Commissione Lavoro, previdenza sociale

22 Ottobre 2009
in Senato

(Dal Resoconto Sommario)

220
a Seduta

Presidenza del Presidente
ZANOLETTI
Interviene il sottosegretario di Stato per il lavoro e le politiche sociali Viespoli.


La seduta inizia alle ore 14,40.
PROCEDURE INFORMATIVE
Interrogazioni

Il sottosegretario VIESPOLI risponde all’interrogazione n. 3-01043, presentata dal senatore Peterlini, osservando che la problematica sollevata concerne l’intervenuta riduzione, ad opera del decreto legislativo n. 297 del 2002, del termine di comunicazione dell’assunzione dei lavoratori ai Centri per l’impiego: la citata normativa, infatti, prevede la contestualità nella comunicazione dell’assunzione a fronte dei cinque giorni originariamente previsti. Al riguardo, occorre poi notare che le circolari n. 12 del 7 aprile 2003 e n. 37 del 24 novembre 2003 non contengono alcuna interpretazione restrittiva del suddetto obbligo, riportando fedelmente il contenuto del citato decreto legislativo.
Tale soluzione è frutto di una scelta politica scaturita da un lungo confronto fra le parti sociali e risponde ad una logica di semplificazione delle procedure di comunicazione dell’assunzione dei lavoratori ai vari enti competenti, prima regolamentate secondo tempi e modalità differenti ed ora razionalizzate in un unico e contestuale adempimento.
Occorre tuttavia precisare che tale obbligo di comunicazione contestuale non può trovare immediata applicazione, in quanto entra in vigore ai sensi dell’articolo 7, comma 1, lettera b), del decreto legislativo citato, a decorrere dalla data stabilita nel decreto interministeriale con il quale verranno definiti i moduli unificati per le comunicazioni obbligatorie e le modalità di trasferimento dei dati.
Anche la presunta disparità di trattamento tra i datori di lavoro pubblici e privati e le agenzie di lavoro temporaneo, abilitate ad effettuare la comunicazione entro il giorno 20 del mese successivo a quello delle assunzioni, non sembra sussistere. Le due situazioni di riferimento appaiono, infatti, notevolmente differenti, sia in relazione agli aspetti quantitativi delle comunicazioni di assunzione effettuate dalle agenzie di lavoro temporaneo, sia perché non è del tutto esatta la circostanza secondo la quale queste ultime non sarebbero assoggettate a sanzioni per eventuali inadempimenti degli obblighi di comunicazione, in quanto il recente decreto legislativo n. 276 del 2003 parifica le agenzie di lavoro temporaneo ai datori di lavoro per quanto attiene i profili sanzionatori.

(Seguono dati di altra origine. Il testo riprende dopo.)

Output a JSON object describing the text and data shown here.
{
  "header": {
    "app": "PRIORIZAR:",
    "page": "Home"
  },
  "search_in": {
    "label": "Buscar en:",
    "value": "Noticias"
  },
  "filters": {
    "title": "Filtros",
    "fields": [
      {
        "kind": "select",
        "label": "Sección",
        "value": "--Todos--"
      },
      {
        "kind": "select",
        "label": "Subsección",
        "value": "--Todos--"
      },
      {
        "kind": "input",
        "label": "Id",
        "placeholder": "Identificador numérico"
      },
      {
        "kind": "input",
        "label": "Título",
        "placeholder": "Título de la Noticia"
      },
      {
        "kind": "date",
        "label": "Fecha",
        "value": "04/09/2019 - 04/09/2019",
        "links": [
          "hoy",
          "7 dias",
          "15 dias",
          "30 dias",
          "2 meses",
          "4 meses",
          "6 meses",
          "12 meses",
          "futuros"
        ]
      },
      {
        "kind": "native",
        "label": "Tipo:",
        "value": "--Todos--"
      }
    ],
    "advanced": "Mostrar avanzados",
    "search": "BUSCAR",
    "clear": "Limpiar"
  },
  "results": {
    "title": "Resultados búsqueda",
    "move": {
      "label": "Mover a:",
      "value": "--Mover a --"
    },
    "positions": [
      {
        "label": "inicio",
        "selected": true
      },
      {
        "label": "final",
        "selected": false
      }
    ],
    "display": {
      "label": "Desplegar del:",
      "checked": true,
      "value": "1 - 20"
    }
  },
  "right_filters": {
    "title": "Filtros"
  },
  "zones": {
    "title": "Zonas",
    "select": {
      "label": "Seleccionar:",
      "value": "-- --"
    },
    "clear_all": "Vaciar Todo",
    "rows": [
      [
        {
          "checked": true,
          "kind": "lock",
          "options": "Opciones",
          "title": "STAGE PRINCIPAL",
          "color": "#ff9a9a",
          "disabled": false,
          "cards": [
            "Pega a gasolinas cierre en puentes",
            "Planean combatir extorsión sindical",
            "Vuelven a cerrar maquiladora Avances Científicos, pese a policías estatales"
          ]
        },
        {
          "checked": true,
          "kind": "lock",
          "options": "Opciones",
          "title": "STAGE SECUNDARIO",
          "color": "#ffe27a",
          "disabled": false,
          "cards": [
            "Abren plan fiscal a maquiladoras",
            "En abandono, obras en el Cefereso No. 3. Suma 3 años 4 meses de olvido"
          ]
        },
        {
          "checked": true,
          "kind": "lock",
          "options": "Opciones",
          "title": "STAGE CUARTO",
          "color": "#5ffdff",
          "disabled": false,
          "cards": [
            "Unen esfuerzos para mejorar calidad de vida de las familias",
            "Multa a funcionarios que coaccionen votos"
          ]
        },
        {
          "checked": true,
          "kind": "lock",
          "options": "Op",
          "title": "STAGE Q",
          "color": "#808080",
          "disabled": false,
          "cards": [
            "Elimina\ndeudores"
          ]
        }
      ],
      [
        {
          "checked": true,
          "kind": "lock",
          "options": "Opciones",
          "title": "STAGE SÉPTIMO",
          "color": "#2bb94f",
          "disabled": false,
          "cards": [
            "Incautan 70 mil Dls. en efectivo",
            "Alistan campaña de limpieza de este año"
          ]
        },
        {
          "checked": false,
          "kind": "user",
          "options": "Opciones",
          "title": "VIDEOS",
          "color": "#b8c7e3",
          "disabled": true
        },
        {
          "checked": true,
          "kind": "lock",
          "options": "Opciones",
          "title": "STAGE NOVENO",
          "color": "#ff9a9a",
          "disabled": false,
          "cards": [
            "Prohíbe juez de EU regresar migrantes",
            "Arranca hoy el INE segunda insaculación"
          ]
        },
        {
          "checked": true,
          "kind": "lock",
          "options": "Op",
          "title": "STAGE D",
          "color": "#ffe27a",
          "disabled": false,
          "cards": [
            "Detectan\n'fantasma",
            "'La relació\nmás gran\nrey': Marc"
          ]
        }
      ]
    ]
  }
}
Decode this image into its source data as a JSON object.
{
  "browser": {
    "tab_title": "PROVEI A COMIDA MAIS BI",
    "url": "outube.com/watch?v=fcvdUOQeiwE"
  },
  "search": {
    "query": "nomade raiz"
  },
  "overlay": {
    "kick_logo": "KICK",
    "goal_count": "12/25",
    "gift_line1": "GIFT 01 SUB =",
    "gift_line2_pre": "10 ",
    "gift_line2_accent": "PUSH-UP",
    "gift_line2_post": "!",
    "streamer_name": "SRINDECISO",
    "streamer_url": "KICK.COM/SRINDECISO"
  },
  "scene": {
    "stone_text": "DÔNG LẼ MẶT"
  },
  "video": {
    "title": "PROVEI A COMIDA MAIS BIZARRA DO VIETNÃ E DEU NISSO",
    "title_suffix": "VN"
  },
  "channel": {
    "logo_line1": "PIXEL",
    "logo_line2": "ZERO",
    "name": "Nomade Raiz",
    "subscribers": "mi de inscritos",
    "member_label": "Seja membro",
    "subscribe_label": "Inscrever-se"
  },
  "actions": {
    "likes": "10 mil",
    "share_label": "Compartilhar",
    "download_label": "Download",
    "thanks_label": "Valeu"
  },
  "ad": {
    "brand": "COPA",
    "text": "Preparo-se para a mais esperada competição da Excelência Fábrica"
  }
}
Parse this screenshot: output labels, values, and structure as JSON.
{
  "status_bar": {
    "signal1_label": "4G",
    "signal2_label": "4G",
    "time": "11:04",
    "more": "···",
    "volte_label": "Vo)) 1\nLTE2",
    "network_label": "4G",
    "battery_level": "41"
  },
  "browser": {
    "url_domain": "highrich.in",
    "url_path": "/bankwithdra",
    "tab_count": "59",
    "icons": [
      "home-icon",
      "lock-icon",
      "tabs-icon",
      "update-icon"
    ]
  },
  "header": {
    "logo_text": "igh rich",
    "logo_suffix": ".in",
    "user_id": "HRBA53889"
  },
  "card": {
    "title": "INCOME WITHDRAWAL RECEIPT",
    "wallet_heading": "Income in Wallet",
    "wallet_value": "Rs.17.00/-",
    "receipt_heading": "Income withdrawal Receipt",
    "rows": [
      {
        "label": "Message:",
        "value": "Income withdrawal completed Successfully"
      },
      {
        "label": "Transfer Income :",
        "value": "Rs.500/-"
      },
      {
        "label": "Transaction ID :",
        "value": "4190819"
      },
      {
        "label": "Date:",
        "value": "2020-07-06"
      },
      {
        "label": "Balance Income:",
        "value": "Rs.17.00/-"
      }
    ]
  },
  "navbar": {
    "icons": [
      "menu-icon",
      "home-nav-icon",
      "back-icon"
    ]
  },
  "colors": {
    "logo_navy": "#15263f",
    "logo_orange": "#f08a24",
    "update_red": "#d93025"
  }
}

Il senatore PETERLINI (Aut) dopo aver ringraziato il rappresentante del Governo per la sollecitudine con cui ha dato risposta all’interrogazione 3-01043, osserva che, in linea generale, la disposizione del decreto legislativo n. 297 del 2002, che prevede la contestualità nella comunicazione dell’assunzione dei lavoratori ai Centri per l’impiego, si propone obiettivi apprezzabili in termini di razionalizzazione e di trasparenza. Tuttavia, tale procedura da un punto di vista pratico va incontro ad alcuni inconvenienti, soprattutto per quanto riguarda la piccola e media impresa e l’artigianato. In particolare, rifacendosi alla sua personale esperienza, il senatore Peterlini fa presente che nel Trentino Alto Adige molti piccoli imprenditori adempiono all’obbligo di comunicazione non direttamente, ma attraverso le associazioni di categoria. Queste ultime, soprattutto nei settori dell’agricoltura e del turismo, caratterizzati da un forte presenza del lavoro stagionale, sono periodicamente gravate da migliaia di pratiche, il cui espletamento, ancorché sollecito, rende impossibile la contestualità della comunicazione.
Pertanto, se non si vuole derogare rispetto alla normativa vigente, occorrerebbe però assimilare le associazioni di categoria e i liberi professionisti che adempiono all’obbligo di comunicazione per conto terzi alle agenzie di lavoro temporaneo, che già oggi dispongono di un termine più ampio per la predetta comunicazione. Con un provvedimento normativo relativamente semplice, pertanto, si potrebbe dare una risposta in positivo ad un’esigenza molto sentita. Si dichiara pertanto soddisfatto per la risposta del rappresentante del Governo.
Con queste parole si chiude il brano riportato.